Advanced hierarchical multi-modal MRI-based brain tumor segmentation with a multi-branch fusion network for enhanced precision
摘要
Brain tumor segmentation from multi-modal magnetic resonance imaging (MRI) is a fundamental yet challenging task in computer-assisted diagnosis because of substantial tumor heterogeneity, ambiguous boundaries, and the difficulty of jointly modeling fine local structures and global volumetric context in 3D data. We propose a Multi-Branch Hierarchical Fusion Network (MBNet) for accurate, robust, and computationally efficient brain tumor segmentation. MBNet adopts a symmetric multi-branch backbone that preserves high-resolution detail while progressively aggregating low-resolution semantic context through hierarchical cross-scale fusion. In addition, a self-calibrating attention mechanism is introduced to adaptively enhance tumor-relevant responses in high-resolution features using semantically stronger low-resolution guidance.

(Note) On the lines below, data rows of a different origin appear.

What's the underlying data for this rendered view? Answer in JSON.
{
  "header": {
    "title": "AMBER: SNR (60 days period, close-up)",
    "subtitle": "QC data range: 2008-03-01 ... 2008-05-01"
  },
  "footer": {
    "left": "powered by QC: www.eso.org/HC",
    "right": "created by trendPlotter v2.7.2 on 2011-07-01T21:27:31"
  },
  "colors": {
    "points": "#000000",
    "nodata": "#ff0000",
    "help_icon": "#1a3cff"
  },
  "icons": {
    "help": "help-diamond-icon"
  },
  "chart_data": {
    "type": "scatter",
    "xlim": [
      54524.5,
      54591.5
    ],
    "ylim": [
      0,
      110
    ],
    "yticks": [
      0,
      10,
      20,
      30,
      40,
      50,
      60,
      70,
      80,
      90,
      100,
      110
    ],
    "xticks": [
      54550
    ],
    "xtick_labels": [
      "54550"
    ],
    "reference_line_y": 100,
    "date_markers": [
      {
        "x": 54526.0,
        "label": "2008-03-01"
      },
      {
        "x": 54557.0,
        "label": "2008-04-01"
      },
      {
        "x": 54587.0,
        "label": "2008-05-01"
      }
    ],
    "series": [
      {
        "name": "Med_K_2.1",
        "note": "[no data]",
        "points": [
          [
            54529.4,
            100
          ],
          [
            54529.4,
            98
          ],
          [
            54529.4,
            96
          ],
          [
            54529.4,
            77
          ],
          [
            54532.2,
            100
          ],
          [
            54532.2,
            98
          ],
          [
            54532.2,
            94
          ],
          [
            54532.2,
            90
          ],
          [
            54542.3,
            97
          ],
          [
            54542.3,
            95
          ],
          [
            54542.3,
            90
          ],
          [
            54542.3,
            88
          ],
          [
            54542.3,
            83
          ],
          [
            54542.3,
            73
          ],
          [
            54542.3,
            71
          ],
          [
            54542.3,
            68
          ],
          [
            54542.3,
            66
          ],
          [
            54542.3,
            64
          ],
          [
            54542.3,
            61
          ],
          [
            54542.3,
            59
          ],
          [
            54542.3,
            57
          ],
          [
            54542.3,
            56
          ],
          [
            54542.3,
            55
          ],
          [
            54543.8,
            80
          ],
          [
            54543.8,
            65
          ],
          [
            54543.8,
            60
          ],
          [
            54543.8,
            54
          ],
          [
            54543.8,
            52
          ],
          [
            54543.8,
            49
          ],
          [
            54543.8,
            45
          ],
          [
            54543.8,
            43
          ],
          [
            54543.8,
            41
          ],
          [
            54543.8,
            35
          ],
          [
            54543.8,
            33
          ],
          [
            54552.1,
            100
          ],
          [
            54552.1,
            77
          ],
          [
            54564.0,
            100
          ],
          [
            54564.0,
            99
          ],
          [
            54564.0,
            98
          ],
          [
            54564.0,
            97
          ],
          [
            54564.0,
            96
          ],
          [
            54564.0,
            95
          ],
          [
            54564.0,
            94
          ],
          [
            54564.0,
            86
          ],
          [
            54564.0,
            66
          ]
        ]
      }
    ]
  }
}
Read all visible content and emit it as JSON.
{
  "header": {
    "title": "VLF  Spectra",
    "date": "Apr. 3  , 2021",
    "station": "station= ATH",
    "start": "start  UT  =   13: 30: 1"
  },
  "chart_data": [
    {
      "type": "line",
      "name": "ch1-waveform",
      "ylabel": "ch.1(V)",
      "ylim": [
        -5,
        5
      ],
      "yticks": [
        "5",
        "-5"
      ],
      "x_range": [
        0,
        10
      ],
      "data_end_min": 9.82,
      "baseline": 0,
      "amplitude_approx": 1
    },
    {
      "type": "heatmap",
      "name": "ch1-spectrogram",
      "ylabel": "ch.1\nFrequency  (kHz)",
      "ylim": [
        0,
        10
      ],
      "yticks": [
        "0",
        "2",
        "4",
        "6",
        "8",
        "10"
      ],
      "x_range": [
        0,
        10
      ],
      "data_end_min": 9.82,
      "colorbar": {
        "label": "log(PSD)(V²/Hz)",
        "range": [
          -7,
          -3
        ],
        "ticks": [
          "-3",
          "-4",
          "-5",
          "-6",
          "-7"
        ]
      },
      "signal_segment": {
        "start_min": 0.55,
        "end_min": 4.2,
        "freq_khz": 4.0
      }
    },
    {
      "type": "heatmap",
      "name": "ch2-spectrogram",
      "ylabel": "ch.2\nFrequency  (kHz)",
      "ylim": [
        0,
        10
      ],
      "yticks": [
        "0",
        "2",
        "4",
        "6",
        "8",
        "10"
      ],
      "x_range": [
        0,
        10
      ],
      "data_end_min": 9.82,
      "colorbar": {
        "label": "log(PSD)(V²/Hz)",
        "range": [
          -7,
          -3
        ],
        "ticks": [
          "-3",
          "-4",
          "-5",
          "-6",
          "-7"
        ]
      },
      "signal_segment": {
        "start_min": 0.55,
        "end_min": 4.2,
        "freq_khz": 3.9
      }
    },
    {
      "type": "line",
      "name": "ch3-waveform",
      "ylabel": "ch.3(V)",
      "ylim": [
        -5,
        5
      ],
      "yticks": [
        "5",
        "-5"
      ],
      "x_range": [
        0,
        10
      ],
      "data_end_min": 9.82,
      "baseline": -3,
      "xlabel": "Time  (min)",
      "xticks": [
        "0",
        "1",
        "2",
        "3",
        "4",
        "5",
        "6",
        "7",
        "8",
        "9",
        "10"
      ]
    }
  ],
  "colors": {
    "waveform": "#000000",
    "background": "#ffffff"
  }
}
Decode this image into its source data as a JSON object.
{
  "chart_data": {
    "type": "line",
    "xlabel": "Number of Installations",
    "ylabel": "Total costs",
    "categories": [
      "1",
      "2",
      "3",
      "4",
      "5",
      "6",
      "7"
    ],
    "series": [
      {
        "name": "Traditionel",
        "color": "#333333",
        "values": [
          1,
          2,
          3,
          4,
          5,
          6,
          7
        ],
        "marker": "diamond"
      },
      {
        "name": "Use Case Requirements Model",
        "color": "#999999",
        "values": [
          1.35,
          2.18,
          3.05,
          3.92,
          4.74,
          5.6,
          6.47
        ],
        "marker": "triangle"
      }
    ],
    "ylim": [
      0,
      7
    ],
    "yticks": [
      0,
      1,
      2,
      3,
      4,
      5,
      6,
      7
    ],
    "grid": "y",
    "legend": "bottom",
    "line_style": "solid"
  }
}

To improve contextual modeling under a compact model budget, we further design a lightweight 3D convolution block with large-kernel depthwise convolution, which enlarges the effective receptive field while controlling parameter growth and computational overhead. Experiments on the BraTS2021 dataset show that MBNet consistently outperforms representative convolution-based and Transformer-based baselines. Specifically, MBNet achieves an average Dice score of 0.914 and an average Jaccard index of 0.855, while maintaining favorable parameter efficiency (8.56M parameters) and a competitive computational cost for large-scale 3D volumetric segmentation. These results demonstrate that the proposed framework effectively balances detail preservation, multi-scale contextual integration, and computational efficiency, highlighting its effectiveness for high-resolution 3D brain tumor segmentation.